Polyné points to U.S.-based aid and credit organizations and programs that are ideologically rooted in U.S. Pan-American policies and institutions. These include Franklin Roosevelt’s Good Neighbor Policy, Harry Truman’s Point Four Program, the Organization of American States (OAS), NAFTA, the Inter-American Development Bank (IADB), and USAID.

“These institutions and assistance programs have made some improvements in Haiti and other Caribbean and Latin American countries,” says Polyné. “However, these same inter-American bodies are often reluctant to criticize U.S. foreign policy and structural loan programs.

“Moreover, they fail to consider the forces contributing to Haiti’s history of underdevelopment—U.S. occupation, military aggression, and political meddling in the Caribbean and Latin America since the turn of the 20th century.”

The country has long been both a source of immense pride—because of the Haitian Revolution—and of profound disappointment—because of the unshakable realities of poverty, political instability, and violence—to the black diasporic imagination.

During the post–Civil War period, the United States aggressively expanded its territorial holdings and commercial markets westward and southward, solidifying itself as a formidable force in the Americas and globally and thus shaping a U.S.-centered Pan Americanism that benefited U.S. interests.

However, many Caribbean and Latin American peoples questioned and actively challenged a U.S.-centered inter-American movement.

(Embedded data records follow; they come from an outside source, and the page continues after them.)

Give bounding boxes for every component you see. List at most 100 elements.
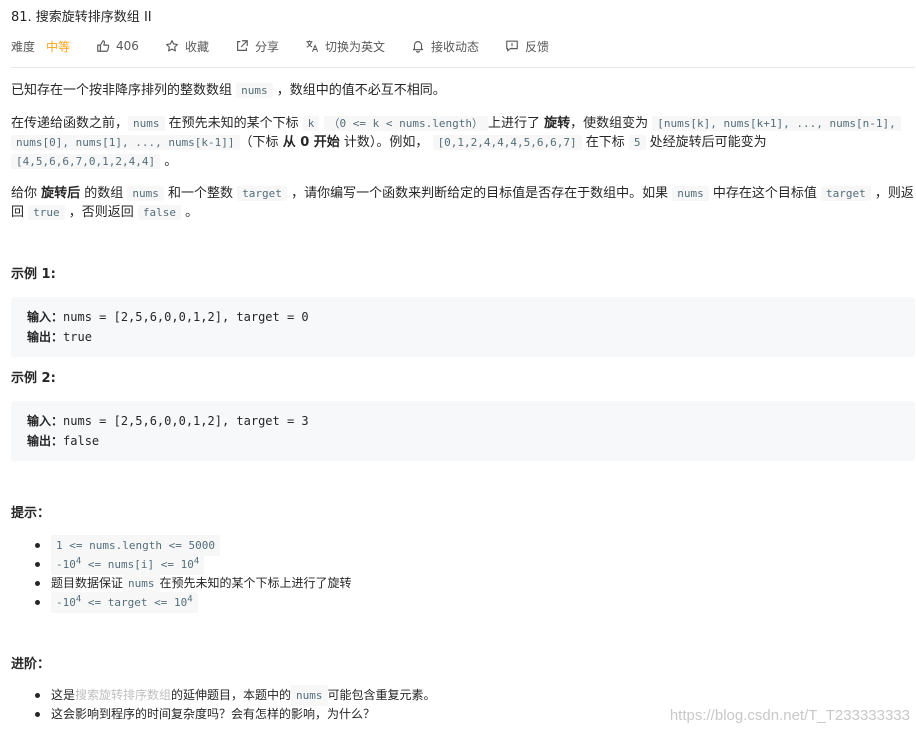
bullet [35, 543, 40, 548]
input-value: nums = [2,5,6,0,0,1,2], target = 0 [63, 310, 309, 324]
example-2-output: 输出：false [27, 431, 899, 451]
bold-text: 从 0 开始 [282, 135, 340, 150]
difficulty: 难度 中等 [11, 38, 70, 55]
inline-code: nums [127, 186, 164, 201]
feedback-button[interactable]: 反馈 [505, 38, 549, 55]
thumbs-up-icon [96, 39, 110, 53]
text: 在预先未知的某个下标上进行了旋转 [159, 576, 352, 590]
advanced-list: 这是 搜索旋转排序数组 的延伸题目，本题中的 nums 可能包含重复元素。 这会… [35, 685, 436, 724]
bold-text: 旋转 [544, 116, 571, 131]
text: 计数）。例如， [339, 135, 433, 150]
output-value: false [63, 434, 100, 448]
text: ，则返 [870, 186, 914, 201]
bullet [35, 693, 40, 698]
like-button[interactable]: 406 [96, 39, 139, 53]
problem-title: 81. 搜索旋转排序数组 II [11, 10, 152, 25]
inline-code: -104 <= nums[i] <= 104 [51, 554, 205, 575]
text: 和一个整数 [163, 186, 238, 201]
bell-icon [411, 39, 425, 53]
text: 。 [160, 154, 178, 169]
hints-heading: 提示： [11, 506, 51, 521]
list-item: 这是 搜索旋转排序数组 的延伸题目，本题中的 nums 可能包含重复元素。 [35, 685, 436, 706]
text: ，数组中的值不必互不相同。 [272, 83, 446, 98]
list-item: -104 <= target <= 104 [35, 592, 352, 613]
inline-code: -104 <= target <= 104 [51, 592, 198, 613]
inline-code: false [137, 205, 182, 220]
text: 这会影响到程序的时间复杂度吗？会有怎样的影响，为什么？ [51, 707, 376, 721]
text: 已知存在一个按非降序排列的整数数组 [11, 83, 237, 98]
example-1-block: 输入：nums = [2,5,6,0,0,1,2], target = 0 输出… [11, 297, 915, 357]
feedback-label: 反馈 [525, 39, 550, 54]
watermark: https://blog.csdn.net/T_T233333333 [669, 707, 910, 724]
inline-code: nums [128, 116, 165, 131]
share-icon [235, 39, 249, 53]
text: 可能包含重复元素。 [327, 688, 436, 702]
text: ，否则返回 [64, 205, 138, 220]
input-label: 输入： [27, 414, 64, 428]
favorite-button[interactable]: 收藏 [165, 38, 209, 55]
advanced-heading: 进阶： [11, 657, 51, 672]
subscribe-label: 接收动态 [430, 39, 479, 54]
example-1-input: 输入：nums = [2,5,6,0,0,1,2], target = 0 [27, 307, 899, 327]
list-item: 题目数据保证 nums 在预先未知的某个下标上进行了旋转 [35, 573, 352, 594]
translate-icon [305, 39, 319, 53]
output-label: 输出： [27, 330, 64, 344]
text: 在下标 [581, 135, 629, 150]
text: 。 [181, 205, 199, 220]
output-value: true [63, 330, 92, 344]
text: 的延伸题目，本题中的 [171, 688, 292, 702]
subscribe-button[interactable]: 接收动态 [411, 38, 479, 55]
text: 回 [11, 205, 29, 220]
switch-language-label: 切换为英文 [324, 39, 385, 54]
inline-code: nums [123, 573, 160, 594]
text: ，使数组变为 [570, 116, 653, 131]
inline-code: nums [672, 186, 709, 201]
favorite-label: 收藏 [184, 39, 209, 54]
feedback-icon [505, 39, 519, 53]
inline-code: [4,5,6,6,7,0,1,2,4,4] [11, 154, 161, 169]
text: 在传递给函数之前， [11, 116, 129, 131]
description-paragraph-2-line-2: nums[0], nums[1], ..., nums[k-1]] （下标 从 0… [11, 133, 767, 152]
switch-language-button[interactable]: 切换为英文 [305, 38, 385, 55]
text: （下标 [239, 135, 283, 150]
header-divider [11, 67, 915, 68]
inline-code: （0 <= k < nums.length） [323, 116, 488, 131]
description-paragraph-3-line-2: 回 true ，否则返回 false 。 [11, 203, 198, 222]
inline-code: nums [236, 83, 273, 98]
inline-code: true [28, 205, 65, 220]
related-problem-link[interactable]: 搜索旋转排序数组 [75, 686, 171, 705]
text: 处经旋转后可能变为 [645, 135, 767, 150]
text: 的数组 [80, 186, 128, 201]
inline-code: nums [291, 685, 328, 706]
description-paragraph-3-line-1: 给你 旋转后 的数组 nums 和一个整数 target ，请你编写一个函数来判… [11, 184, 914, 203]
example-2-block: 输入：nums = [2,5,6,0,0,1,2], target = 3 输出… [11, 401, 915, 461]
example-2-heading: 示例 2: [11, 371, 56, 386]
input-value: nums = [2,5,6,0,0,1,2], target = 3 [63, 414, 309, 428]
inline-code: target [820, 186, 871, 201]
text: 在预先未知的某个下标 [164, 116, 303, 131]
bullet [35, 712, 40, 717]
share-button[interactable]: 分享 [235, 38, 279, 55]
description-paragraph-1: 已知存在一个按非降序排列的整数数组 nums ，数组中的值不必互不相同。 [11, 81, 446, 100]
star-icon [165, 39, 179, 53]
share-label: 分享 [254, 39, 279, 54]
text: 题目数据保证 [51, 576, 124, 590]
difficulty-label: 难度 [11, 39, 36, 54]
inline-code: target [237, 186, 287, 201]
inline-code: [nums[k], nums[k+1], ..., nums[n-1], [652, 116, 901, 131]
inline-code: k [302, 116, 320, 131]
text: 上进行了 [488, 116, 545, 131]
list-item: 这会影响到程序的时间复杂度吗？会有怎样的影响，为什么？ [35, 705, 436, 724]
list-item: 1 <= nums.length <= 5000 [35, 535, 352, 556]
text: ，请你编写一个函数来判断给定的目标值是否存在于数组中。如果 [286, 186, 673, 201]
inline-code: [0,1,2,4,4,4,5,6,6,7] [432, 135, 582, 150]
description-paragraph-2-line-3: [4,5,6,6,7,0,1,2,4,4] 。 [11, 152, 177, 171]
bullet [35, 600, 40, 605]
text: 中存在这个目标值 [708, 186, 821, 201]
text: 给你 [11, 186, 42, 201]
difficulty-value: 中等 [46, 39, 71, 54]
inline-code: 1 <= nums.length <= 5000 [51, 535, 220, 556]
bold-text: 旋转后 [41, 186, 81, 201]
bullet [35, 581, 40, 586]
bullet [35, 562, 40, 567]
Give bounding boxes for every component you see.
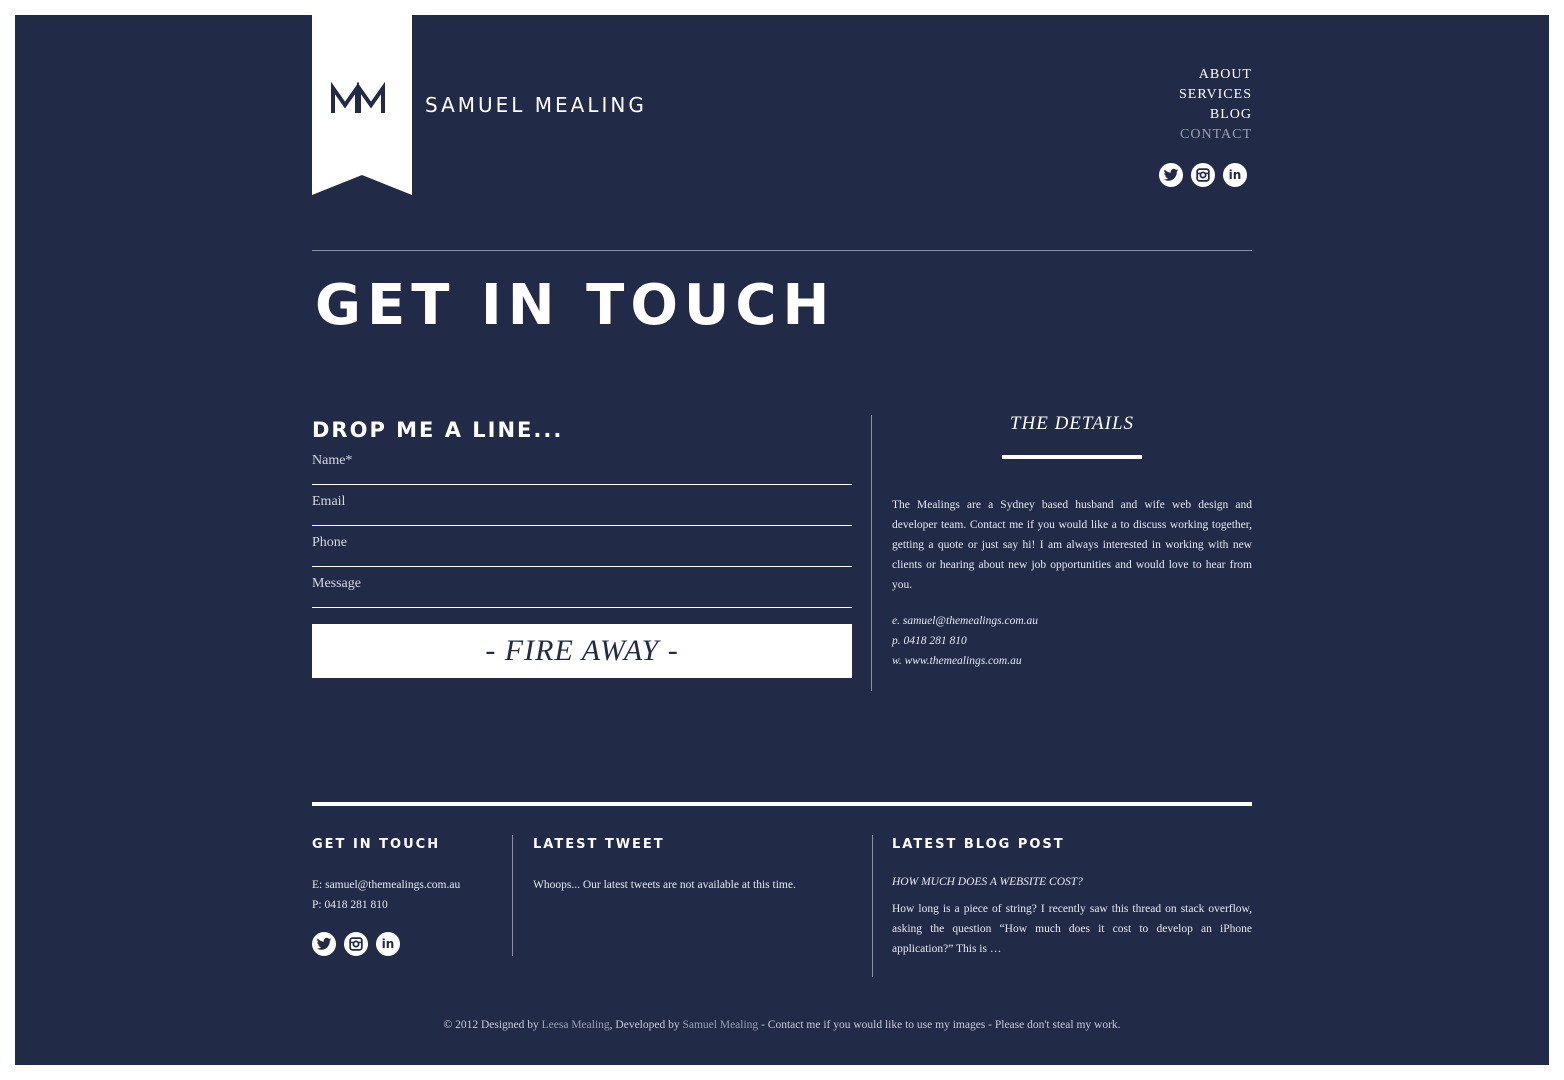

Drawing from the thoughts and words of American and Haitian intellectuals, artists, journalists, and activists such as Frederick Douglass, Walter White, Jean-Léon Destiné, Claude Barnett, and Lavinia Williams, From Douglass to Duvalier examines the creative and critical ways U.S. African Americans and Haitians sought to rebuild Haiti through diplomacy, business, education, and tourism from the late nineteenth century through the early 1960s.